The planning director studied the seven EMPATHY steps on the whiteboard.

"I was going to start the catalog design with tool selection. No-code or low-code, which platform is best—that's all I was thinking about. But the real first step was listening to the customer."

"The essence of the EMPATHY model," I responded, "is not rushing to a solution. Start with empathy, organize the information, set priorities, align the organization, test, refine, and only then do you reach outcomes. Not skipping any of the seven steps is what prevents costly rework."

"Tool selection," Claude added, "can wait until after step four—Align—is complete. Once you've decided what goes in the catalog and how it's structured, the tool requirements become self-evident. If you pick the tool first, the tool's constraints end up dictating the catalog's design."

"And one more thing," I added. "This process itself is a mechanism for converting Ms. A's tacit knowledge into organizational explicit knowledge. The thinking she does unconsciously—connecting customer challenges to products—gets verbalized through the seven EMPATHY steps and embedded into the catalog's structure. Even if Ms. A leaves the company, her wisdom remains in the catalog."

The planning director stood and bowed deeply. "Thank you. Starting next week, we'll begin by designing the customer interview process."

Chapter 4: When Silence Becomes a Catalog

After she left, Gemini murmured, "The EMPATHY model is a customer understanding framework, but it also has the effect of making tacit organizational knowledge visible."

"Exactly," I answered. "The wisdom inside Ms. A's head was never articulated. Because it wasn't articulated, it couldn't be shared. Because it couldn't be shared, it became dependent on one person. The seven EMPATHY steps start from customer empathy, but they also shine a light inward on the organization. In the process of structuring what customers want, you discover for the first time what you yourselves actually know."

Outside the window, business professionals with briefcases in hand were scattering into the afternoon streets.

Four months later, a report arrived from Globex Corporation.

Following the EMPATHY model's seven steps, they first conducted interviews with twenty clients. The most common request was, as predicted, "adoption case studies from companies in our industry." Based on these results, they restructured the top 120 products by industry and challenge type, building a digital catalog prototype with a no-code tool.

After a six-person pilot team used it for three months, average proposal creation time dropped from ninety minutes to thirty-five. And the most noteworthy data point was the close rate of less experienced salespeople. Mr. B's close rate improved from 9% to 21%—surpassing the industry average of 14%.

But what the planning director valued most wasn't the catalog itself. Through the seven EMPATHY steps, a forum emerged where the entire sales team discussed, "What do customers really want to know?"

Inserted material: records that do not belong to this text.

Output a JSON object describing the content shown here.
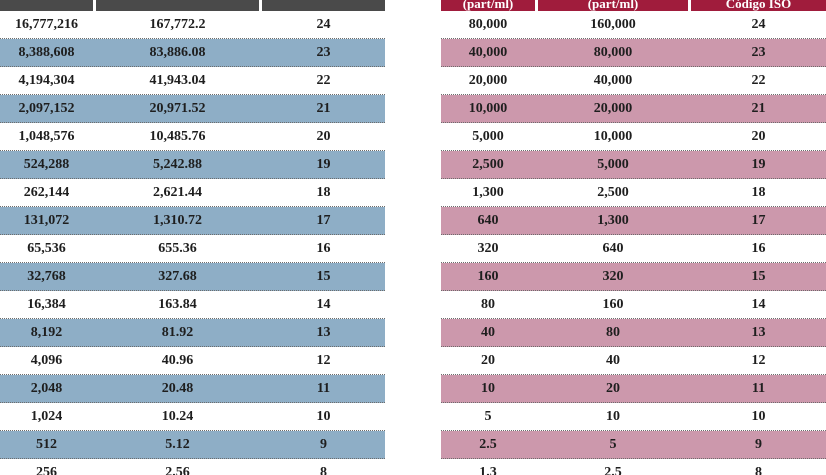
{
  "left_table": {
    "headers": [
      "",
      "",
      ""
    ],
    "rows": [
      [
        "16,777,216",
        "167,772.2",
        "24"
      ],
      [
        "8,388,608",
        "83,886.08",
        "23"
      ],
      [
        "4,194,304",
        "41,943.04",
        "22"
      ],
      [
        "2,097,152",
        "20,971.52",
        "21"
      ],
      [
        "1,048,576",
        "10,485.76",
        "20"
      ],
      [
        "524,288",
        "5,242.88",
        "19"
      ],
      [
        "262,144",
        "2,621.44",
        "18"
      ],
      [
        "131,072",
        "1,310.72",
        "17"
      ],
      [
        "65,536",
        "655.36",
        "16"
      ],
      [
        "32,768",
        "327.68",
        "15"
      ],
      [
        "16,384",
        "163.84",
        "14"
      ],
      [
        "8,192",
        "81.92",
        "13"
      ],
      [
        "4,096",
        "40.96",
        "12"
      ],
      [
        "2,048",
        "20.48",
        "11"
      ],
      [
        "1,024",
        "10.24",
        "10"
      ],
      [
        "512",
        "5.12",
        "9"
      ],
      [
        "256",
        "2.56",
        "8"
      ]
    ]
  },
  "right_table": {
    "headers": [
      "(part/ml)",
      "(part/ml)",
      "Código ISO"
    ],
    "rows": [
      [
        "80,000",
        "160,000",
        "24"
      ],
      [
        "40,000",
        "80,000",
        "23"
      ],
      [
        "20,000",
        "40,000",
        "22"
      ],
      [
        "10,000",
        "20,000",
        "21"
      ],
      [
        "5,000",
        "10,000",
        "20"
      ],
      [
        "2,500",
        "5,000",
        "19"
      ],
      [
        "1,300",
        "2,500",
        "18"
      ],
      [
        "640",
        "1,300",
        "17"
      ],
      [
        "320",
        "640",
        "16"
      ],
      [
        "160",
        "320",
        "15"
      ],
      [
        "80",
        "160",
        "14"
      ],
      [
        "40",
        "80",
        "13"
      ],
      [
        "20",
        "40",
        "12"
      ],
      [
        "10",
        "20",
        "11"
      ],
      [
        "5",
        "10",
        "10"
      ],
      [
        "2.5",
        "5",
        "9"
      ],
      [
        "1.3",
        "2.5",
        "8"
      ]
    ]
  },
  "colors": {
    "left_header": "#4a4a4a",
    "left_shade": "#8eaec6",
    "right_header": "#a01c3c",
    "right_shade": "#cc98ac"
  }
}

At the end of the report, the planning director wrote: "We update the catalog every quarter. But we're not just updating product information. We incorporate new customer interview findings, rotate the featured case studies, and revisit priorities. Each time we repeat the seven EMPATHY steps, the catalog's precision improves—and our sales team's customer understanding deepens in parallel."

The wisdom that had lived in the top seller's silence had, through seven steps, been transformed into the organization's shared language.

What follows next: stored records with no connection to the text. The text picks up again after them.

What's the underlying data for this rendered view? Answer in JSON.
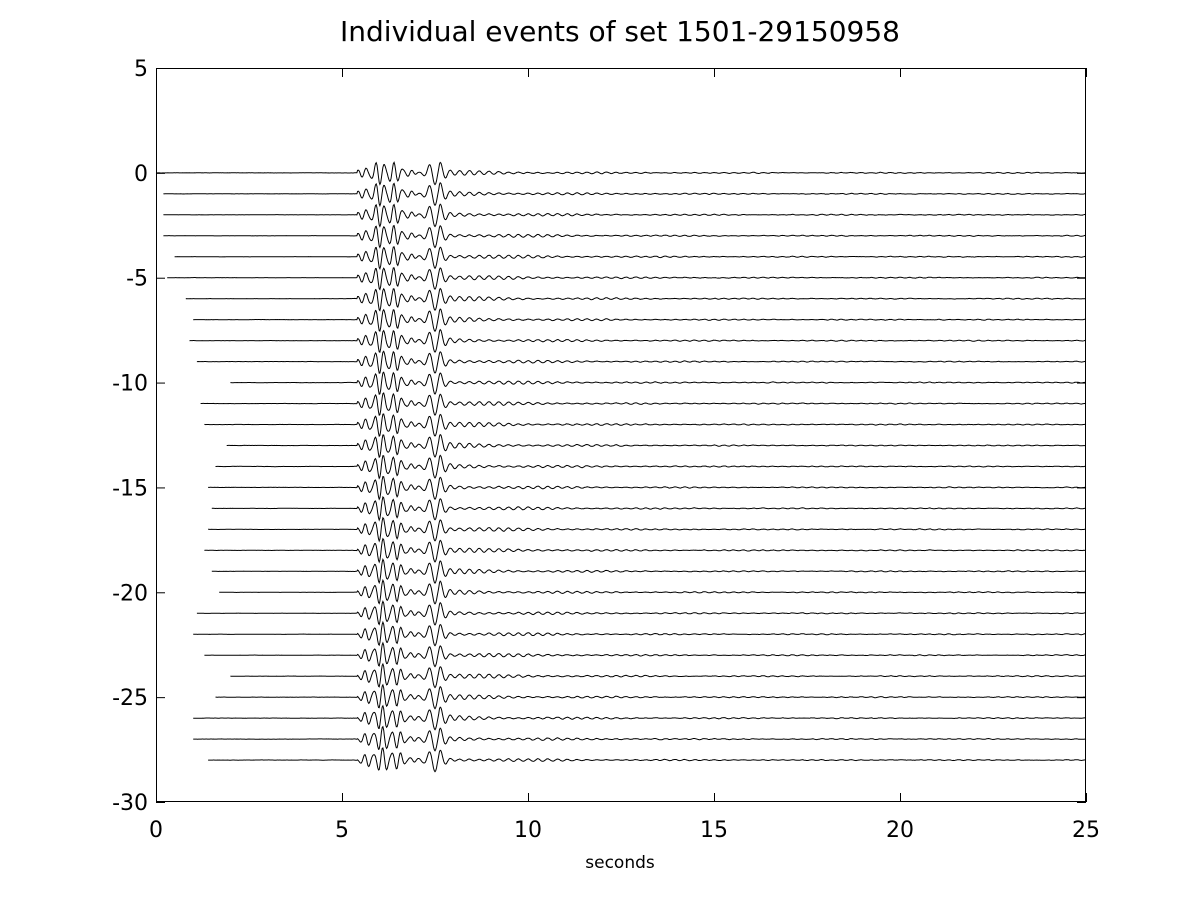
{
  "chart_data": {
    "type": "line",
    "title": "Individual events of set 1501-29150958",
    "xlabel": "seconds",
    "ylabel": "",
    "xlim": [
      0,
      25
    ],
    "ylim": [
      -30,
      5
    ],
    "xticks": [
      0,
      5,
      10,
      15,
      20,
      25
    ],
    "yticks": [
      5,
      0,
      -5,
      -10,
      -15,
      -20,
      -25,
      -30
    ],
    "grid": false,
    "legend": "none",
    "line_color": "#000000",
    "series_count": 29,
    "series_baselines": [
      0,
      -1,
      -2,
      -3,
      -4,
      -5,
      -6,
      -7,
      -8,
      -9,
      -10,
      -11,
      -12,
      -13,
      -14,
      -15,
      -16,
      -17,
      -18,
      -19,
      -20,
      -21,
      -22,
      -23,
      -24,
      -25,
      -26,
      -27,
      -28
    ],
    "series_start_seconds": [
      0.0,
      0.2,
      0.2,
      0.2,
      0.5,
      0.3,
      0.8,
      1.0,
      0.9,
      1.1,
      2.0,
      1.2,
      1.3,
      1.9,
      1.6,
      1.4,
      1.5,
      1.4,
      1.3,
      1.5,
      1.7,
      1.1,
      1.0,
      1.3,
      2.0,
      1.6,
      1.0,
      1.0,
      1.4
    ],
    "series_end_seconds": [
      25,
      25,
      25,
      25,
      25,
      25,
      25,
      25,
      25,
      25,
      25,
      25,
      25,
      25,
      25,
      25,
      25,
      25,
      25,
      25,
      25,
      25,
      25,
      25,
      25,
      25,
      25,
      25,
      25
    ],
    "wave_onset_seconds": 5.6,
    "wave_peak_seconds": [
      5.9,
      7.5
    ],
    "wave_peak_amplitude": 0.55,
    "coda_end_seconds": 25
  }
}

"A top salesperson's proposal skill is born not from product knowledge, but from empathy with the customer. What the EMPATHY model shows is seven steps for converting that empathy from individual talent into organizational infrastructure. Empathize, map, prioritize, align, test, hone, yield. Each time you repeat these seven steps, intuitive sales ability evolves into a reproducible proposal system. The record of that repetition is the true nature of reproducibility."